Data Output¶
By default, metrics are printed to standard out. You can provide your own
metric recording funtion. It should take three arguments: count
of items,
elapsed
time in seconds, and name, which can be None:
>>> def my_metric(name, count, elapsed):
... print("Iterable %s produced %d items in %d milliseconds"%(name, count, int(round(elapsed*1000))))
...
>>> _ = instrument.iter(math_is_hard(5), metric=my_metric, name="bogomips")
>>> list(_)
Iterable bogomips produced 5 items in 5000 milliseconds
[0, 1, 4, 9, 16]
Unless individually specified, metrics are reported using the global
default_metric()
. To change the active default, simply assign another
metric function to this attribute. In general, you should configure your
metric functions at program startup, before recording any metrics.
make_multi_metric()
creates a single metric function that records to
several outputs.
Comma Separated¶
csv
saves raw metrics as comma separated text files.
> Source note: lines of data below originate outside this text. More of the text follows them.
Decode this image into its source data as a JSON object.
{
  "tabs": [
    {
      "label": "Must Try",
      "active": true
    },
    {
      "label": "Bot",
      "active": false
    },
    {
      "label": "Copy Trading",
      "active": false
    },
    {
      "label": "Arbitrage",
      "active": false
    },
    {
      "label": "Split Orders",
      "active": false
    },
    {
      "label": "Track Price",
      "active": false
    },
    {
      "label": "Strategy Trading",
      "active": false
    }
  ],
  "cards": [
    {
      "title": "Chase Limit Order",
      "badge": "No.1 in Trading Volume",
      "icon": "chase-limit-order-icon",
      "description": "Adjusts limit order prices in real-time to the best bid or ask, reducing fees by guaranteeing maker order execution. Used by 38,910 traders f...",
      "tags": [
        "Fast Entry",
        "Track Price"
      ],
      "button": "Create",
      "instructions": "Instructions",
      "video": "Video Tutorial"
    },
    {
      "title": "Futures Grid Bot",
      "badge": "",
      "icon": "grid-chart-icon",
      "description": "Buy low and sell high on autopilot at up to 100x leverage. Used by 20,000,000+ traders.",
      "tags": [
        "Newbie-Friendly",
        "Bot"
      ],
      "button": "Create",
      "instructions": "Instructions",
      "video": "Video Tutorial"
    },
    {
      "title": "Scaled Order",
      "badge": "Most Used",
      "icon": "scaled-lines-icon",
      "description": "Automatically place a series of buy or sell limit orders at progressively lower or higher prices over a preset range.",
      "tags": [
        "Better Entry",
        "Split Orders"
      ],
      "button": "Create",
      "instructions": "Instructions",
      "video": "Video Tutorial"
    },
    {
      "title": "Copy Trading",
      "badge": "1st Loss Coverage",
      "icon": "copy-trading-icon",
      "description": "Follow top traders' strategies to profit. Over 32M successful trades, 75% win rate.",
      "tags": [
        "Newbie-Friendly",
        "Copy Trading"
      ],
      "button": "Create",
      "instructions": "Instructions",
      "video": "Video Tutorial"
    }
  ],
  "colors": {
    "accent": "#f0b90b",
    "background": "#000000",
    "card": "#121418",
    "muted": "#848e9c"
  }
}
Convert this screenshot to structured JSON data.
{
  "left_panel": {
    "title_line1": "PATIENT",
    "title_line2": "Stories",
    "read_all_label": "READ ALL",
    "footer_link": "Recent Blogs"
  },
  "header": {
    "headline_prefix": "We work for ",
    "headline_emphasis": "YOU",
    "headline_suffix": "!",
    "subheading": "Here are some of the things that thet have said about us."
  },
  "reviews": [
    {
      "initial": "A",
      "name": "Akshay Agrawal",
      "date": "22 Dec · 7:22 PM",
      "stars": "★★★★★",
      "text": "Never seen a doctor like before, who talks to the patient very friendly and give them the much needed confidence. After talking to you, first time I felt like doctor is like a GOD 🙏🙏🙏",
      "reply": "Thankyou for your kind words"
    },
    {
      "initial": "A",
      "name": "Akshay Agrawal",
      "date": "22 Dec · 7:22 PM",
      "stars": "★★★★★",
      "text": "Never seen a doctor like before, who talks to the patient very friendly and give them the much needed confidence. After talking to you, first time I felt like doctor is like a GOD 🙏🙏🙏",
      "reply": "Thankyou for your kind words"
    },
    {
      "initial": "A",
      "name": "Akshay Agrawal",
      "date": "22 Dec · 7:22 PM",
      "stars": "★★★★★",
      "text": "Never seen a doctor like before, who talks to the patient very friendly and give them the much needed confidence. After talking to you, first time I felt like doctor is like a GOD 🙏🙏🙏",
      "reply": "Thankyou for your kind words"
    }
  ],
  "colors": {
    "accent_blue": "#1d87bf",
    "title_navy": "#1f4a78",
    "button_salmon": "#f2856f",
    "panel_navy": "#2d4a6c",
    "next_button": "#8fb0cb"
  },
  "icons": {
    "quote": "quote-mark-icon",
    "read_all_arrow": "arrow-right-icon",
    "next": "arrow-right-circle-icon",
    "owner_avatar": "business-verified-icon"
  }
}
This is useful for conducting external analysis. csv
is threadsafe; use
under multiprocessing requires some care.
CSVFileMetric
saves all metrics to a single file with three
columns: metric name, item count & elapsed time. Create an instance of this
class and pass its CSVFileMetric.metric()
method to measurement
functions. The outfile
parameter controls where to write data; an existing
file will be overwritten.
>>> from instrument.csv import CSVFileMetric
>>> csvfm = CSVFileMetric("/tmp/my_metrics_file.csv")
>>> _ = instrument.iter(math_is_hard(5), metric=csvfm.metric, name="bogomips")
>>> list(_)
[0, 1, 4, 9, 16]
CSVDirMetric
saves metrics to multiple files, named after each
metric, with two columns: item count & elapsed time. This class is global to
your program; do not manually create instances. Instead, use the classmethod
CSVDirMetric.metric()
. Set the class variable outdir
to a directory
in which to store files. The contents of this directory will be deleted on
startup.
>>> from instrument.csv import CSVDirMetric
>>> CSVDirMetric.outdir = "/tmp/my_metrics_dir"
>>> _ = instrument.iter(math_is_hard(5), metric=CSVDirMetric.metric, name="bogomips")
>>> list(_)
[0, 1, 4, 9, 16]
Both classes support at dump_atexit
flag, which will register a handler to
write data when the interpreter finishes execution. Set to false to manage
yourself.
Plots & Statistics¶
numpy
generates aggregate plots (graphs) and statistics. This is
useful for benchmarking or batch jobs; for live systems, statsd (graphite) is a
better choice. numpy
is threadsafe; use under multiprocessing
requires some care.
NumpyMetric
subclasses are global to your program; do not manually
create instances. Instead, use the classmethod NumpyMetric.metric()
.
The dump_atexit
flag will register a handler to write data when the
interpreter finishes execution. Set to false to manage yourself.
>>> from instrument.numpy import TableMetric, PlotMetric
>>> _ = instrument.iter(math_is_hard(5), metric=TableMetric.metric, name="bogomips")
>>> list(_)
[0, 1, 4, 9, 16]
TableMetric
prints pretty tables of aggregate population statistics. Set the class variable outfile
to a file-like object (defaults to stderr
):
Name Count Mean Count Stddev Elapsed Mean Elapsed Stddev
alice 47.96 28.44 310.85 291.16
bob 50.08 28.84 333.98 297.11
charles 51.79 29.22 353.58 300.82
PlotMetric
generates plots using matplotlib. Plots are saved to
multiple files, named after each metric. Set the class variable outdir
to a
directory in which to store files. The contents of this directory will be
deleted on startup.
statsd (graphite)¶
For monitoring production systems, the statsd_metric()
function can be
used to record metrics to statsd.
Each metric will generate two buckets: a count and a timing.